Al principio fue la Nada. Todos y todo provienen de la Nada. Y todo, al final, vuelve a la Nada.


El pensamiento sobre el origen de la humanidad, el universo y todo lo que nos rodea ha acompañado al ser humano desde los inicios de las primeras civilizaciones. Durante mucho tiempo, la única explicación era la creencia en un ser sobrenatural o un dios que lo creó todo. Sin embargo, con el auge de la ciencia y los nuevos conocimientos sobre el universo y la arqueología, empezamos a descubrir teorías sobre la evolución y los ciclos del universo, que traen consigo comienzos y finales. (Sobre las explicaciones individuales del origen hablaremos con más detalle más adelante en el blog.)

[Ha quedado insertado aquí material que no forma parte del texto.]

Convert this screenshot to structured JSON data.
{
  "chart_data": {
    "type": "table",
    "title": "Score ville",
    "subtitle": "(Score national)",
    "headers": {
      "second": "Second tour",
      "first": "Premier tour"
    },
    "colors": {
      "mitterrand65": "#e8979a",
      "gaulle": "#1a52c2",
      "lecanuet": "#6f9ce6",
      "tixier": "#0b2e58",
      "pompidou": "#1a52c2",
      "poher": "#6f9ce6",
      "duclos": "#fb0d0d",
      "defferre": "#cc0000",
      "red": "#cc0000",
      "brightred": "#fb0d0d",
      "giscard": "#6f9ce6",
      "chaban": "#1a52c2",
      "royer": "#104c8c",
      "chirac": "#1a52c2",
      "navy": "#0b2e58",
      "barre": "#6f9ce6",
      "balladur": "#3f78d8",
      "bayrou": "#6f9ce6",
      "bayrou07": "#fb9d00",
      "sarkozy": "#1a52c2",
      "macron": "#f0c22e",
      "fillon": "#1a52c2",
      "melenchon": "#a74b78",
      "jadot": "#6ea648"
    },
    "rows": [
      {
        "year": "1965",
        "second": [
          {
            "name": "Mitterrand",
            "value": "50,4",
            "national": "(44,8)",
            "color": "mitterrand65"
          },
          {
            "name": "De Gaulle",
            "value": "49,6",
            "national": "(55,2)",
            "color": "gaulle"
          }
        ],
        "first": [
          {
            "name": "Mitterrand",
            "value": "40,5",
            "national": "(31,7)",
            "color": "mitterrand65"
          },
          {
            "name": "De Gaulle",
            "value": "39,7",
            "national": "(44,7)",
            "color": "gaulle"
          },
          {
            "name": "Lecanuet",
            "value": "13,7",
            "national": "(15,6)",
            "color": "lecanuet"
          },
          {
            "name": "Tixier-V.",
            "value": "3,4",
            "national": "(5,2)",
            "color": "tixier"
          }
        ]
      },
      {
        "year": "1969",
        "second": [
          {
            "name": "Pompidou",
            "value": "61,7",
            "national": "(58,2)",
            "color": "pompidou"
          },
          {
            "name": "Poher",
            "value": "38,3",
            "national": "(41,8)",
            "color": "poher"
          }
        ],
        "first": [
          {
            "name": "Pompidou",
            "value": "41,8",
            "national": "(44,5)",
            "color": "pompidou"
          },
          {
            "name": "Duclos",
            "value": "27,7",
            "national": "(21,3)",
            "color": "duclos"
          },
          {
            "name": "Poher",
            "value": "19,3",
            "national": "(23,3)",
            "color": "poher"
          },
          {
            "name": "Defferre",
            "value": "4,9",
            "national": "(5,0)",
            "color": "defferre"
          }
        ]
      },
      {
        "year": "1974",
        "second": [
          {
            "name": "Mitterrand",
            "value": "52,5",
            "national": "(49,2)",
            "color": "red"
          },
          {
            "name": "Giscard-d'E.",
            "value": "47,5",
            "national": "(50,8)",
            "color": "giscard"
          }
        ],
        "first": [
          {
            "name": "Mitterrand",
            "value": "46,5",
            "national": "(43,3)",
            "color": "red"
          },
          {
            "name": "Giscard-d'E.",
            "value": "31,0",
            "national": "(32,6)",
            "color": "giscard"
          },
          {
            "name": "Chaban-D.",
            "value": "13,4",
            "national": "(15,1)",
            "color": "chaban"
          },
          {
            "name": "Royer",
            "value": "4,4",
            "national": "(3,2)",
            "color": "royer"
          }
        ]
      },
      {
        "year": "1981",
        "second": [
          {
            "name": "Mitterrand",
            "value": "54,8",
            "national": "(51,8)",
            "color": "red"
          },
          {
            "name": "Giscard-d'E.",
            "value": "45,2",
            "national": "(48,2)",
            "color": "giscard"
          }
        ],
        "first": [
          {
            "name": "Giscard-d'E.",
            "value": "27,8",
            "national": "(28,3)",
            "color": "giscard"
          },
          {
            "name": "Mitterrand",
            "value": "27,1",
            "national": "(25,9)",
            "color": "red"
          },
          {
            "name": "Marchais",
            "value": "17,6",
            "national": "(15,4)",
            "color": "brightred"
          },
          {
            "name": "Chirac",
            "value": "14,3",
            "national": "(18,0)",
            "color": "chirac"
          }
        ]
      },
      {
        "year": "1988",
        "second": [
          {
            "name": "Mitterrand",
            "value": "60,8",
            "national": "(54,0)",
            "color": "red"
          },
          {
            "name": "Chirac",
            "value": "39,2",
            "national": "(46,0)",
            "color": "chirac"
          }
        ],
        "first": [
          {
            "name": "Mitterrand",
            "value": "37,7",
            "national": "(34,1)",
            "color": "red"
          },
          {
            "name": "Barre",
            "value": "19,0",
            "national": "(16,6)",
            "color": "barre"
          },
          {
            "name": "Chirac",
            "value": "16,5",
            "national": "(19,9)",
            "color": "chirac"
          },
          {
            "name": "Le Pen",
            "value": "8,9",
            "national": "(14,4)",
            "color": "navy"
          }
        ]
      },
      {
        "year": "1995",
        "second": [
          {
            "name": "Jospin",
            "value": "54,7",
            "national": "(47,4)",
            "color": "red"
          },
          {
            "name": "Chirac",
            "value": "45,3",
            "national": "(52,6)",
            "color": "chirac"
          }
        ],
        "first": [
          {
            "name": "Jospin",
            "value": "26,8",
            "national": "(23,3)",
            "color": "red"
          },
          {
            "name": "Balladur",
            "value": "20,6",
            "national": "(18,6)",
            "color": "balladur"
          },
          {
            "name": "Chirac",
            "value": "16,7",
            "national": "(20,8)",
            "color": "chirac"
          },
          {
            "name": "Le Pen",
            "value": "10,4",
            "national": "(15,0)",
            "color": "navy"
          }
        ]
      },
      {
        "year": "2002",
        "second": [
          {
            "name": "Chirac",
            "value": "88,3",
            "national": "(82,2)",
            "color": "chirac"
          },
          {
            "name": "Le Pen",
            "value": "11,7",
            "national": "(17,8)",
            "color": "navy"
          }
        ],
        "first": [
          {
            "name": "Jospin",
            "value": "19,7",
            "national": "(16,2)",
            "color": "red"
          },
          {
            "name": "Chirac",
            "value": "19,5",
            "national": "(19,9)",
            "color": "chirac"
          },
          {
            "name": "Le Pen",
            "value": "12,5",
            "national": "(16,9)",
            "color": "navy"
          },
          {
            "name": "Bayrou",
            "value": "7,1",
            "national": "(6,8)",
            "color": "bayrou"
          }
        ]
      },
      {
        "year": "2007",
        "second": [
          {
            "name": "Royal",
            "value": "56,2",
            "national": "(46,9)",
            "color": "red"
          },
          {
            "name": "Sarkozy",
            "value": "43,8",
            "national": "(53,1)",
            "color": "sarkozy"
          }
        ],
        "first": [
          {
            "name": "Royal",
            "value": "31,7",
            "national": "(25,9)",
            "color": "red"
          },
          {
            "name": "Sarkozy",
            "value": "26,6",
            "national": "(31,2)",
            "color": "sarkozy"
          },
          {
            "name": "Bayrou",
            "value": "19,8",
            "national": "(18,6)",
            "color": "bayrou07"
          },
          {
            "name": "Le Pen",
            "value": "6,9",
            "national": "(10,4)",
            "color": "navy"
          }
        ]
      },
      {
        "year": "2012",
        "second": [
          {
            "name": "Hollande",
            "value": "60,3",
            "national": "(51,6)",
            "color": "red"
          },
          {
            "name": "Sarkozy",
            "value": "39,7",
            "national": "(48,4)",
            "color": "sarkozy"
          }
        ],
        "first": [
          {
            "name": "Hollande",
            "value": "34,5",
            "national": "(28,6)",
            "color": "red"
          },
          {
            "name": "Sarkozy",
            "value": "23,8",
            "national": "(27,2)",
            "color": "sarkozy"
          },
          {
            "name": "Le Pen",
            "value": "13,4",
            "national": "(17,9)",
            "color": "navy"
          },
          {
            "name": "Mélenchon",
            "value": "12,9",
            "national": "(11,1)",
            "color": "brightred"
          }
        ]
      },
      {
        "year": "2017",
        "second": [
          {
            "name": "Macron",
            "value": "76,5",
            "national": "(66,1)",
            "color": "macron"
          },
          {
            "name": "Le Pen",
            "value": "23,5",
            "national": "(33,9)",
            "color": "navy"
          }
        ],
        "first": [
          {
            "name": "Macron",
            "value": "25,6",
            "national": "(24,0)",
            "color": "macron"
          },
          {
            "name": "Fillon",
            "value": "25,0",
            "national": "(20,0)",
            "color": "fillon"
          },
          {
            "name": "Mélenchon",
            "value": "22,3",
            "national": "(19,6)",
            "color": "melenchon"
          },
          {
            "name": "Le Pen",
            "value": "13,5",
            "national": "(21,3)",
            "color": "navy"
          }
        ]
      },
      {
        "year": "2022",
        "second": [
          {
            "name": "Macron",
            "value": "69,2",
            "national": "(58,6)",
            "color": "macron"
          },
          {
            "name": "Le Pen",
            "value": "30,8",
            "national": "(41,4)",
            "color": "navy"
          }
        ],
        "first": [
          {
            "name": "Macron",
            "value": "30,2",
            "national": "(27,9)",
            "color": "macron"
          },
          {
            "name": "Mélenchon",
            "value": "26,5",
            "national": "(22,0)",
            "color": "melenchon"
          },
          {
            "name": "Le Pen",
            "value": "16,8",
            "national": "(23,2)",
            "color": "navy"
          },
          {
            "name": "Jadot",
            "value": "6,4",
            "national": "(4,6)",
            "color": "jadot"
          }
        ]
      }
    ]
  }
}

Todas estas ideas sobre el origen comparten una característica común: ninguna puede dar una respuesta definitiva a la propia pregunta.


¿Qué había antes?


  • Cuando los dioses crearon el universo, ¿qué había antes de los dioses?

  • Cuando el universo surgió con el Big Bang, ¿qué había antes del primer estallido?

  • ¿Qué había al principio de la infinitud?

Existen muchas respuestas a estas preguntas, algunas más convincentes que otras. Dentro de esta interpretación, mostraremos la perspectiva semelista sobre el origen.

Sobre lo que es la “Nada”, se puede leer con más detalle en la página principal. En breve: la nada es el inicio, un estado en el que no había absolutamente nada. Del nada surgieron gradualmente las partículas más pequeñas, que después de un tiempo inmensamente largo comenzaron a agruparse y a formar el universo tal como lo conocemos hoy.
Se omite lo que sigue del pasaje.